"To Athens ..." her face for a moment was blank, so completely had she forgotten the ruse she had employed in Saloniki. "... ah, I understand. Athens? No!" She turned the lamp up and began to set the table for supper.
This was the hour that appealed to him more than anything in their life. To see her moving about in a loose cotton frock, her bare feet thrust into Turkish slippers, to follow the line of her vigorous supple body beneath the thin material, and the expert rapidity of her hands as she prepared the simple meal of stew and young figs in syrup, red wine and coffee with candied dates, was sheer ecstasy for him. He would sit in the dusk of the window, sprawling in his chair, his head sunk on his breast, breathing heavily as he devoured every motion with his eyes. It never occurred to him to wonder what she was thinking about as she worked with her eyes cast down towards the white table or turning towards the door to call in musical plangent accents to the old woman in the kitchen below. She was an object of love and for him had no existence outside of his emotional necessities. He asked in lazy contentment if she regretted Athens. Her eyes, declined upon the table, were inscrutable as she reflected that the young Jew was even then in the city finding out for her whether any officers had arrived from Aidin. "We'll have a house like this, in England," he remarked, smiling. "And you will forget all about Saloniki, eh?"

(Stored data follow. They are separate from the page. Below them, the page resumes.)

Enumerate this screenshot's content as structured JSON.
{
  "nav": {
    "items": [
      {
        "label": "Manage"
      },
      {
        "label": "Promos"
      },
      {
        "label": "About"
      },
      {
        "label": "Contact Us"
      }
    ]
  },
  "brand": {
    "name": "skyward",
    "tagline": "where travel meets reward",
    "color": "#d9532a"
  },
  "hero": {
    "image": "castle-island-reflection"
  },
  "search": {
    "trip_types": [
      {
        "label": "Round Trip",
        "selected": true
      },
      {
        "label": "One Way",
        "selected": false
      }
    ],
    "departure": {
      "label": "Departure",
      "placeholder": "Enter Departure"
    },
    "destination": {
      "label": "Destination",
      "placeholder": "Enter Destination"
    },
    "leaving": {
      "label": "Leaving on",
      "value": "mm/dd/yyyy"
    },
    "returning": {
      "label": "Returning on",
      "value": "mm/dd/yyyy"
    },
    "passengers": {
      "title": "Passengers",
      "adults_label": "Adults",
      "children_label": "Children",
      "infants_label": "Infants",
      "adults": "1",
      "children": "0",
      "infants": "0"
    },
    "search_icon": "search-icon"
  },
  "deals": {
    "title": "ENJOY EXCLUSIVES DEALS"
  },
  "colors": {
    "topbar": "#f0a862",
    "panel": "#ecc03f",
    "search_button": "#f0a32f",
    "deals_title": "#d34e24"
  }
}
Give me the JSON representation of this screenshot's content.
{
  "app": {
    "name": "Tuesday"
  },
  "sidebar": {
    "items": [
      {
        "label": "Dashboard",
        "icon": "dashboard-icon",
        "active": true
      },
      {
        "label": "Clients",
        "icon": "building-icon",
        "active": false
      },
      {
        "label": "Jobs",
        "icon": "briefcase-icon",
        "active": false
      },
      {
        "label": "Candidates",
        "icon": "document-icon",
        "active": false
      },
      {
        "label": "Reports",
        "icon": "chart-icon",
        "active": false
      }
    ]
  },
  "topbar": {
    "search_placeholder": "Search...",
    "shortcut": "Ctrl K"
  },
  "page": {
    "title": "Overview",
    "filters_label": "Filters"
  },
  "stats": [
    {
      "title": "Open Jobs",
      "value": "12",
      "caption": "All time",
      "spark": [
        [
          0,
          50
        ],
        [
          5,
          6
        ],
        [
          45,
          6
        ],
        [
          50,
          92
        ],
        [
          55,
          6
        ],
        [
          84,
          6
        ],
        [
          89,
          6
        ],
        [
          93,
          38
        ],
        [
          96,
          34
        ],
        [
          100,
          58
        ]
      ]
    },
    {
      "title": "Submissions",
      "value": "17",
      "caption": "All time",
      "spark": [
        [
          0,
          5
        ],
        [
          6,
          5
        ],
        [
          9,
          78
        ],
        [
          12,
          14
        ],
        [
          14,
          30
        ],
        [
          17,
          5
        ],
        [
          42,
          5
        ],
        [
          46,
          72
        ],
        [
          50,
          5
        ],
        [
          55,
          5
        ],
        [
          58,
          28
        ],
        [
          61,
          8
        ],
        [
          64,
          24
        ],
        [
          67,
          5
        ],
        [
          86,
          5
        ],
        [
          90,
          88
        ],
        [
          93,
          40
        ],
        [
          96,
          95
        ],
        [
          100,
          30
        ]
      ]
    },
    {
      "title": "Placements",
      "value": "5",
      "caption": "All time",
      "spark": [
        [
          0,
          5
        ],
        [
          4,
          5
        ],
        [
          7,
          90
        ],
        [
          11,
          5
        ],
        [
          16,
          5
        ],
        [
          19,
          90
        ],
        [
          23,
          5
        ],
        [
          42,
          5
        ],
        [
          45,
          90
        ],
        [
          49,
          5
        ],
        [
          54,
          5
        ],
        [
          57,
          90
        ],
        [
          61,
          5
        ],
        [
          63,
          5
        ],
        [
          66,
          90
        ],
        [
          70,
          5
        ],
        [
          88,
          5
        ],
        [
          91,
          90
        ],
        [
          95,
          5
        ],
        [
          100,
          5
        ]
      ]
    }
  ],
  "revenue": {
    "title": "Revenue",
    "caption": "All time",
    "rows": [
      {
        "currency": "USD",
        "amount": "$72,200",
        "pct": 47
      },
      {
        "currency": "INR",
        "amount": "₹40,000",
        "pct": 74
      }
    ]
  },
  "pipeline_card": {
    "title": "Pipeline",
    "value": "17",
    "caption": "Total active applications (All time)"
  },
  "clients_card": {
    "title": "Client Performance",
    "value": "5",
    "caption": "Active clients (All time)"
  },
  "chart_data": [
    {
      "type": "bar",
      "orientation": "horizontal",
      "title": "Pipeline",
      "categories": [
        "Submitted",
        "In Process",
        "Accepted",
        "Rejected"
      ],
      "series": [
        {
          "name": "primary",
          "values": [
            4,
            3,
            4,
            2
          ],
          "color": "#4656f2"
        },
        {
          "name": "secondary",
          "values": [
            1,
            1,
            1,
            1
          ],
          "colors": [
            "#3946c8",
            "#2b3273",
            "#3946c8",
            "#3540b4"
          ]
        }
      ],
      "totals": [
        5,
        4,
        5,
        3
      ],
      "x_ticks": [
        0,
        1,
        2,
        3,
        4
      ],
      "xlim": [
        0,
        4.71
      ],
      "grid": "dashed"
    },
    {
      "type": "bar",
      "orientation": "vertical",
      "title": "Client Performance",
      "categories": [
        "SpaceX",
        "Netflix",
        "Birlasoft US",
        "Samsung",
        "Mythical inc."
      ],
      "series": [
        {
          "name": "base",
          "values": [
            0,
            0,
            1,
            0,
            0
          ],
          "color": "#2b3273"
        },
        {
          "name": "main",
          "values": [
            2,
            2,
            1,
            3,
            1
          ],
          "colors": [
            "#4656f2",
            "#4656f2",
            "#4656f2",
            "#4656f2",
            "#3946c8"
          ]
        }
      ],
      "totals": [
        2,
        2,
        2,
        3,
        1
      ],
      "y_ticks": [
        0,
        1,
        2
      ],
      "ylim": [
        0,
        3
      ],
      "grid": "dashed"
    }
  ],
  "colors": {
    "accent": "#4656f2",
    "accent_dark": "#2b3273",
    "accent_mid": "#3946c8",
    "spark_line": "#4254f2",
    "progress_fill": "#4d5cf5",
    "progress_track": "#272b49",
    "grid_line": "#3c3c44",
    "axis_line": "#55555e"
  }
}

He would expect this, of course, she thought. It was the duty of a woman selected by a romantic to forget everything in the world except himself. She was thinking of Saloniki even as she smiled into his eyes and nodded. And Saloniki was thinking of her. It was at this hour that Mrs. Dainopoulos said to her husband:
"You are sure they reached port safe?"
Mr. Dainopoulos, who had heard, by his own intricate and clandestine methods, of the unconventional arrival of his ship in Giaour Ismir, and who was not bothering himself very much about either Evanthia or Mr. Spokesly since both had served his turn, remarked:
"Yes, all safe."
"You know, Boris, I should never forgive myself if anything happened to her. If he did not marry her as soon as they got on shore. I did it for the best. Encouraged it, I mean. I do believe he was trustworthy."
"Don't you worry, Alice," he said gruffly. "You'll see that girl again. What you like I get you? I done a beeg business to-day."
"What was that? How much?" she asked with assumed interest. She did not want to know, but she knew he liked her to ask.
"Oh, the British give me the paper for a big cargo I got for 'em. You count this, now: Thirty—five—thousand—pound. Eh? Ha—ha!" He leaned forward and covered her hands with kisses murmuring: "My little wife! My little wife! What shall I buy my little English wife, eh?"